Programmers make mistakes. Programming errors are called **bugs**
and the process of tracking them down is called **debugging**.

Programming, and especially debugging, sometimes brings out strong emotions. If you
are struggling with a difficult bug, you might feel angry, despondent, or embarrassed.

I like to think of a bug as a puzzle to solve.  The Python interpreter will often give you messages
that hint at what the problem could be.

A difficult puzzle is frustrating when you are stuck while trying to solve it, but oh so satisfying
when you finally figure it out!

---

---

## Vocabulary

- **problem solving**: The process of formulating a problem, finding a solution, and expressing
it.
- **high-level language**: A programming language like Python that is designed to be easy for
humans to read and write.
- **low-level language**: A programming language that is designed to be easy for a computer
to run; also called “machine language” or “assembly language”.
- **interpreter**: A program that reads another program and executes it
- **prompt**: Characters displayed by the interpreter to indicate that it is ready to take input
from the user.
- **program**: A set of instructions that specifies a computation.
- **print statement**: An instruction that causes the Python interpreter to display a value on
the screen.
- **operator**: A special symbol that represents a simple computation like addition, multiplication,
or string concatenation.
- **value**: One of the basic units of data, like a number or string, that a program manipulates.

---

## Vocabulary

- **type**: A category of values.
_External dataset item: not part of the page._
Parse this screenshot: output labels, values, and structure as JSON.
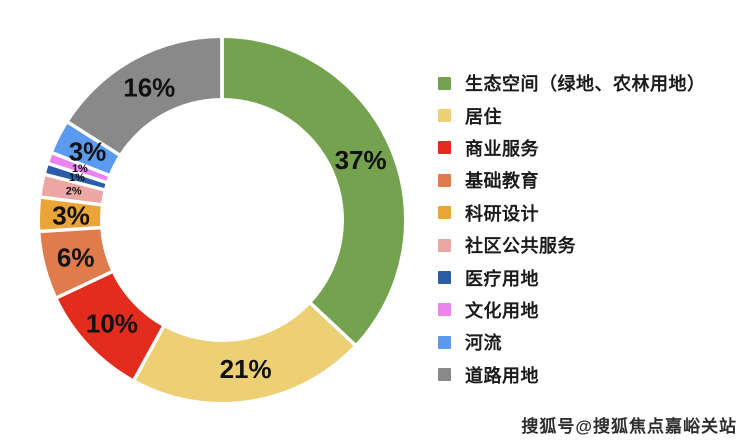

The types we have seen so far are integers (type int), floatingpoint
numbers (type float), and strings (type str).
- **integer**: A type that represents whole numbers.
- **floating-point**: A type that represents numbers with fractional parts.
- **string**: A type that represents sequences of characters.
- **natural language**: Any one of the languages that people speak that evolved naturally.
- **formal language**: Any one of the languages that people have designed for specific purposes,
such as representing mathematical ideas or computer programs; all programming
languages are formal languages.
- **token**: One of the basic elements of the syntactic structure of a program, analogous to a
word in a natural language.
- **syntax**: The rules that govern the structure of a program.
- **parse**: To examine a program and analyze the syntactic structure.
- **bug**: An error in a program.
- **debugging**: The process of finding and correcting bugs.